Nenhum passo dessa trajetória foi fácil. “Tenho uma placa de 20 cm e 10 pinos no braço. Há um ano, precisei reconstruir o lado direito do rosto, porque fui atingida por um bastão de beisebol. Carrego essas cicatrizes, mas a vontade de viver é cada vez maior”, ressalta a paulistana.

Em setembro de 2021, aos 33 anos, ela foi agredida por um guarda municipal durante uma abordagem. As imagens rodaram o país e causaram indignação: o guarda bateu com tanta força que o cassetete se quebrou em três pedaços. “Ele me julgou pela cor, pelo gênero, pela opção sexual. Uma professora que trabalha há 18 anos gravou o que aconteceu. Aproveitei e fiz um grito, não só por mim, mas por todo ser humano que é mal compreendido”, lembra.

Laurah conseguiu o afastamento do guarda, e processará o município em 2022. “Quero uma indenização por todas as violências sofridas. Dinheiro não paga o trauma que eu sofri e o quanto aquilo mexeu com meu psicológico, mas esse processo mostrará para a sociedade que podemos lutar por nossos direitos.”

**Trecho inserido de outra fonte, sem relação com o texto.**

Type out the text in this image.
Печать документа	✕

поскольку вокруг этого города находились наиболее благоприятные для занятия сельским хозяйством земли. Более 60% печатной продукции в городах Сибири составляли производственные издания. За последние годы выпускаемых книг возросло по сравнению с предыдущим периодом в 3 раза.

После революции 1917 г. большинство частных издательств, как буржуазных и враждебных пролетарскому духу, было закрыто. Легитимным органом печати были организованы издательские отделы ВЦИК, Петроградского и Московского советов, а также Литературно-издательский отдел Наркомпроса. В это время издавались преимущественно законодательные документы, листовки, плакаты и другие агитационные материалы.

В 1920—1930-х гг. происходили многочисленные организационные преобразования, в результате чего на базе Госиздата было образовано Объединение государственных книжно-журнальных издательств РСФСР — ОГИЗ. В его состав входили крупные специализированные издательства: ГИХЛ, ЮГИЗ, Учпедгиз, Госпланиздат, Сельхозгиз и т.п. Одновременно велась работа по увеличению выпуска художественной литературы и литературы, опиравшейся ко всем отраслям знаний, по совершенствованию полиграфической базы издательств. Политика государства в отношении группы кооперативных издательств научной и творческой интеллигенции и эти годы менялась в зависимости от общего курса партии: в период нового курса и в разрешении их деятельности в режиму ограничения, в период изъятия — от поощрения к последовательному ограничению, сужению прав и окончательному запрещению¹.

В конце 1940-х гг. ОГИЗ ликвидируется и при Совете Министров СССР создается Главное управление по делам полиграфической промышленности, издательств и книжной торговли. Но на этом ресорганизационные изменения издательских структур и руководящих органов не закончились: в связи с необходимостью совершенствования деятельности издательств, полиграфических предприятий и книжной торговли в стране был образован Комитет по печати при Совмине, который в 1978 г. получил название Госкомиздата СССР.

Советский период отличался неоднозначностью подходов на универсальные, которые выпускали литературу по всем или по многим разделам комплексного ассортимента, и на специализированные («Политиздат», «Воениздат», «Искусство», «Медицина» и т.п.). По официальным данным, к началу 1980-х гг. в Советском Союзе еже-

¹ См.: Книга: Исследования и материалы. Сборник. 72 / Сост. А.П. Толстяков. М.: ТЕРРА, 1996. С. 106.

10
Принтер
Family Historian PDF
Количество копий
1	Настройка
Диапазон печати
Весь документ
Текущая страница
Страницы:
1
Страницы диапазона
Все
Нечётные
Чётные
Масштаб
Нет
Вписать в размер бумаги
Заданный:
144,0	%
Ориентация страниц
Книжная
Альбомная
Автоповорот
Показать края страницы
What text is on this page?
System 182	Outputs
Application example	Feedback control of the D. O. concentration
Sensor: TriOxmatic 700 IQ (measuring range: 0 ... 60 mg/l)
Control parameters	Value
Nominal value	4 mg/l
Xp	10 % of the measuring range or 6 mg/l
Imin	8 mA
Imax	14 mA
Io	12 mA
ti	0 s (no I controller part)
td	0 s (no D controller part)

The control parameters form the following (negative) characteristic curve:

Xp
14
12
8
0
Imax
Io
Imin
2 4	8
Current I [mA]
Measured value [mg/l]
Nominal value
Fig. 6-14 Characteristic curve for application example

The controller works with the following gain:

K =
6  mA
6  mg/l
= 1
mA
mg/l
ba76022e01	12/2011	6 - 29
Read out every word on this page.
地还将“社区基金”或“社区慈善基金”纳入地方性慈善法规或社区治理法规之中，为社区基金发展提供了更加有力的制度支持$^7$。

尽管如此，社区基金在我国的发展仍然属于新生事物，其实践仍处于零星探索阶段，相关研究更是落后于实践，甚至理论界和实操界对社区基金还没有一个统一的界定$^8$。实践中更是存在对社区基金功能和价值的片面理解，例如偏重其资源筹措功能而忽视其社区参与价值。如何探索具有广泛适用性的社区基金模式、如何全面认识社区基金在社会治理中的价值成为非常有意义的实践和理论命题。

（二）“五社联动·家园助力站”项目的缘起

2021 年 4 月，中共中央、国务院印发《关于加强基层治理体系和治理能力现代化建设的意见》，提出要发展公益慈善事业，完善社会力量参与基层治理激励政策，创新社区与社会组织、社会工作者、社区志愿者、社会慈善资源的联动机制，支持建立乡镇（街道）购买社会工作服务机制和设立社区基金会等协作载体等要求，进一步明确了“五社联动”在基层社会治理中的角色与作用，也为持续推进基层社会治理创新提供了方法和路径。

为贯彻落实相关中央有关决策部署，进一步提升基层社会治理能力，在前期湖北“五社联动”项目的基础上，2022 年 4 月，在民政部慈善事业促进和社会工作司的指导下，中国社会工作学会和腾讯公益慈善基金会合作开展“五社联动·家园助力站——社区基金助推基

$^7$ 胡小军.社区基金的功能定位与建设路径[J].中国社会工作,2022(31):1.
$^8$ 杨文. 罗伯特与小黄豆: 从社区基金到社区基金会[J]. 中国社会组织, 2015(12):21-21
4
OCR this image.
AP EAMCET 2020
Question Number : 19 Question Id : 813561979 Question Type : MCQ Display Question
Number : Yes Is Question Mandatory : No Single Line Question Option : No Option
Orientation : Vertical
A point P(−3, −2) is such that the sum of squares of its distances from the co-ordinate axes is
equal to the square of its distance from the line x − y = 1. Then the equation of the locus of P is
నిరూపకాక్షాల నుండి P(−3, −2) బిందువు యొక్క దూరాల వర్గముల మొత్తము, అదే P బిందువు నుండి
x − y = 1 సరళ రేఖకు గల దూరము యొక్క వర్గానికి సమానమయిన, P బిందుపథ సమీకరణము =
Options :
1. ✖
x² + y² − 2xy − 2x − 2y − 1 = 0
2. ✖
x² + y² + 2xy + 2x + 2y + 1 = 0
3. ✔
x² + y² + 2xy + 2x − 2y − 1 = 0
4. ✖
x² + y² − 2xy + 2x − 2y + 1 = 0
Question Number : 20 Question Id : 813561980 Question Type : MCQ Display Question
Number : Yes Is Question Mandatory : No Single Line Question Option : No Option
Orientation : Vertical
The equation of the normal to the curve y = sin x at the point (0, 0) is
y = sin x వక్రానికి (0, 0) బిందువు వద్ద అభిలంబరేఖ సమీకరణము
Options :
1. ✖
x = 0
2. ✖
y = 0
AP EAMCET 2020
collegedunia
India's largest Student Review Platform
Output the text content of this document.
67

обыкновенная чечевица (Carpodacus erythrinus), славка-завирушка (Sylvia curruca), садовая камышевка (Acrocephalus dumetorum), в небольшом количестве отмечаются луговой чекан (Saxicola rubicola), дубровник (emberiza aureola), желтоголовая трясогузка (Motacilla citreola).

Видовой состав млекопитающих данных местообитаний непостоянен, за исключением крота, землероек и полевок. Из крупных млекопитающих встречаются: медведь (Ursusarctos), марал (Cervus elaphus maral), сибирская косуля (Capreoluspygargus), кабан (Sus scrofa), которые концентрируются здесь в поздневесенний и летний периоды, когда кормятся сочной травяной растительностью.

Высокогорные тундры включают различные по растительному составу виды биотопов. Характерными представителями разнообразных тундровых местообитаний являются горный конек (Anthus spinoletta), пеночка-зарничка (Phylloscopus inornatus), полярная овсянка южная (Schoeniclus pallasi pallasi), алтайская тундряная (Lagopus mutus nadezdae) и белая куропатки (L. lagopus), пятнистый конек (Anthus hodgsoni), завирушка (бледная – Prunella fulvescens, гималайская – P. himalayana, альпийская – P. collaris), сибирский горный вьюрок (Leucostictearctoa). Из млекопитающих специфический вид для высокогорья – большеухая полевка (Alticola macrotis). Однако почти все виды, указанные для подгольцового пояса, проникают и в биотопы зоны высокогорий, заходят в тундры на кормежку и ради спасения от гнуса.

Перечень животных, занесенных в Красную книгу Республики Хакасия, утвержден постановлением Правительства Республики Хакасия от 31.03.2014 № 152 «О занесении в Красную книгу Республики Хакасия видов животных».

A abordagem ocorreu quando Laurah buscava doações de roupas e calçados para o coletivo Tem Sentimento, onde atua como mobilizadora social. O projeto oferece a mulheres cis e trans a oportunidade de aprender corte e costura e ganhar pelo que produzem. É o trabalho desse coletivo que permite a ela pagar suas contas e sonhar com dias melhores.

Penso em ter uma moradia própria, sair do aluguel. Se a gente quer conquistar, tem que bater o pé e continuar nossa luta. Porque o que sou hoje é resultado de pessoas que vieram lá de trás, segurando a mesma onda que eu seguro hoje”, finaliza.